> > There might be a way. I think the following code performs a similar
> > function to what you are trying to achieve. The code compiles without
[quoted text clipped - 19 lines]
> --
> Lew
> You are absolutely correct: it is a copy not a cast. I believe that
> because of the nature of type erasure <http://java.sun.com/docs/books/
> tutorial/java/generics/erasure.html> it is impossible to do a cast
> (without at least generating a warning). Thus to achieve the effect
> that the OP desires, it is necessary to cheat (e.g. copying rather
> than casting).
If I may rephrase your answer here with a bit of code; if we had a write
method doing something like:
ObjectOutputStream out=...
ArrayList<FooBar> objs=new ArrayList<FooBar>();
objs.add(new FooBar());
out.writeObject(objs);
And later we read that back as:
ObjectInputStream in=...
ArrayList<AppToWatch> objs=(ArrayList<AppToWatch>) in.readObject();
Then the cast would succeed, but iterating through the list after it had
been read would throw spurious ClassCastExceptions (hence the warning).

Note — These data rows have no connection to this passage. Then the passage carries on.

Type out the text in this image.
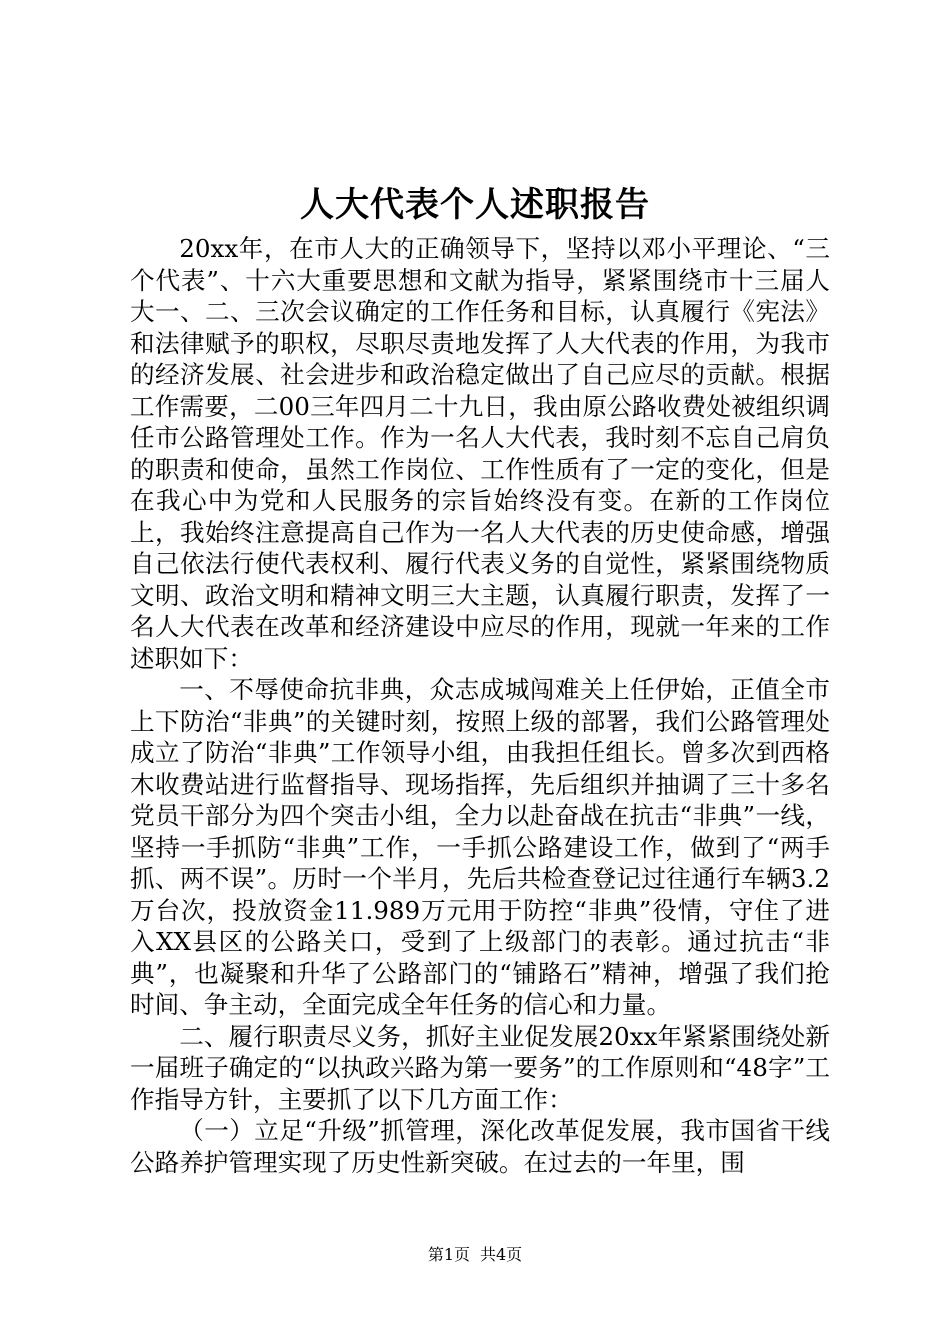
人大代表个人述职报告

20xx年，在市人大的正确领导下，坚持以邓小平理论、“三个代表”、十六大重要思想和文献为指导，紧紧围绕市十三届人大一、二、三次会议确定的工作任务和目标，认真履行《宪法》和法律赋予的职权，尽职尽责地发挥了人大代表的作用，为我市的经济发展、社会进步和政治稳定做出了自己应尽的贡献。根据工作需要，二00三年四月二十九日，我由原公路收费处被组织调任市公路管理处工作。作为一名人大代表，我时刻不忘自己肩负的职责和使命，虽然工作岗位、工作性质有了一定的变化，但是在我心中为党和人民服务的宗旨始终没有变。在新的工作岗位上，我始终注意提高自己作为一名人大代表的历史使命感，增强自己依法行使代表权利、履行代表义务的自觉性，紧紧围绕物质文明、政治文明和精神文明三大主题，认真履行职责，发挥了一名人大代表在改革和经济建设中应尽的作用，现就一年来的工作述职如下：

一、不辱使命抗非典，众志成城闯难关上任伊始，正值全市上下防治“非典”的关键时刻，按照上级的部署，我们公路管理处成立了防治“非典”工作领导小组，由我担任组长。曾多次到西格木收费站进行监督指导、现场指挥，先后组织并抽调了三十多名党员干部分为四个突击小组，全力以赴奋战在抗击“非典”一线，坚持一手抓防“非典”工作，一手抓公路建设工作，做到了“两手抓、两不误”。历时一个半月，先后共检查登记过往通行车辆3.2万台次，投放资金11.989万元用于防控“非典”役情，守住了进入XX县区的公路关口，受到了上级部门的表彰。通过抗击“非典”，也凝聚和升华了公路部门的“铺路石”精神，增强了我们抢时间、争主动，全面完成全年任务的信心和力量。

二、履行职责尽义务，抓好主业促发展20xx年紧紧围绕处新一届班子确定的“以执政兴路为第一要务”的工作原则和“48字”工作指导方针，主要抓了以下几方面工作：

（一）立足“升级”抓管理，深化改革促发展，我市国省干线公路养护管理实现了历史性新突破。在过去的一年里，围

第1页 共4页
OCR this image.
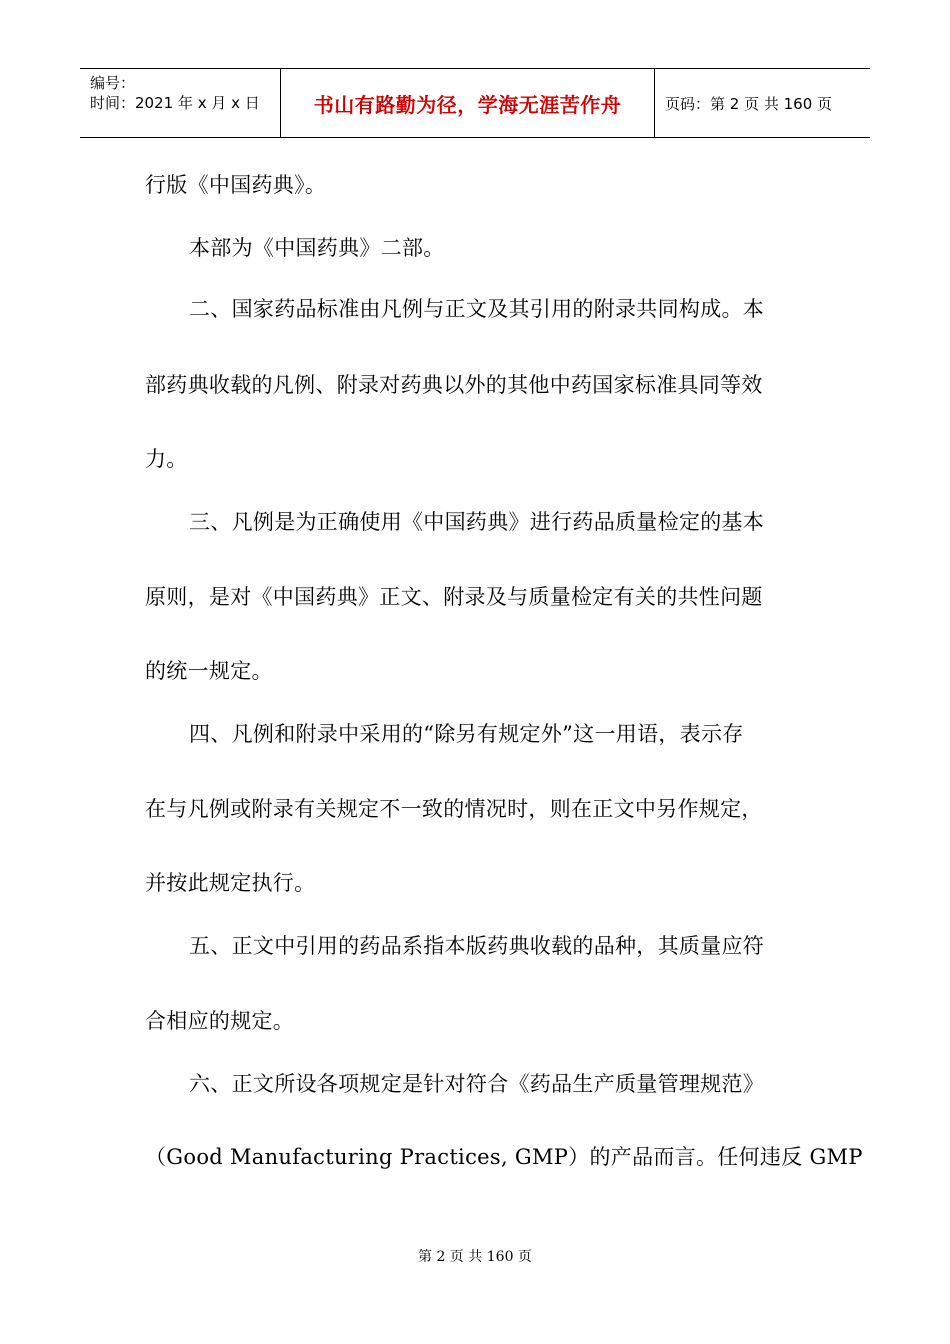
编号：
时间：2021 年 x 月 x 日	书山有路勤为径，学海无涯苦作舟	页码：第 2 页 共 160 页
行版《中国药典》。
本部为《中国药典》二部。
二、国家药品标准由凡例与正文及其引用的附录共同构成。本
部药典收载的凡例、附录对药典以外的其他中药国家标准具同等效
力。
三、凡例是为正确使用《中国药典》进行药品质量检定的基本
原则，是对《中国药典》正文、附录及与质量检定有关的共性问题
的统一规定。
四、凡例和附录中采用的“除另有规定外”这一用语，表示存
在与凡例或附录有关规定不一致的情况时，则在正文中另作规定，
并按此规定执行。
五、正文中引用的药品系指本版药典收载的品种，其质量应符
合相应的规定。
六、正文所设各项规定是针对符合《药品生产质量管理规范》
（Good Manufacturing Practices, GMP）的产品而言。任何违反 GMP
第 2 页 共 160 页
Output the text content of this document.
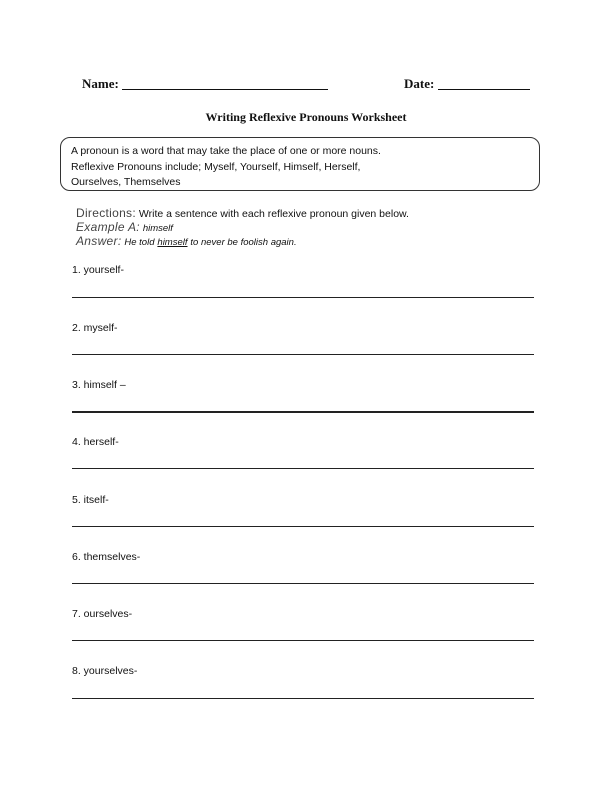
Name:	Date:
Writing Reflexive Pronouns Worksheet

A pronoun is a word that may take the place of one or more nouns.

Reflexive Pronouns include; Myself, Yourself, Himself, Herself,

Ourselves, Themselves

Directions: Write a sentence with each reflexive pronoun given below.
Example A: himself
Answer: He told himself to never be foolish again.
1. yourself-
2. myself-
3. himself –
4. herself-
5. itself-
6. themselves-
7. ourselves-
8. yourselves-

> If you have control of the writing operation as well as the reading,
> then you could solve this problem by using a nonparameterized
> extension of ArrayList<R>. For example, consider class MyArrayList
> extends ArrayList<String> { }. If you wrote a MyArrayList, then you
> should be able to read it and cast it without warnings.
Reading each object individually is a good solution, as it causes you to
validate each object by casting it. Having a implementation with a fixed
type works too: it makes one *wish* Collections.checkedList would return a
public type, so you could ensure that
CheckedList.getCheckedType()==AppToWatch.class
But, the easiest solution to remove the warning is probably to decorate
the read method with
@SuppressWarnings("unchecked")
Obviously, this works when you can safely say that the content of the
input stream only comes from well known and trusted write methods (as it
is not verifying the contents of the list for type accuracy).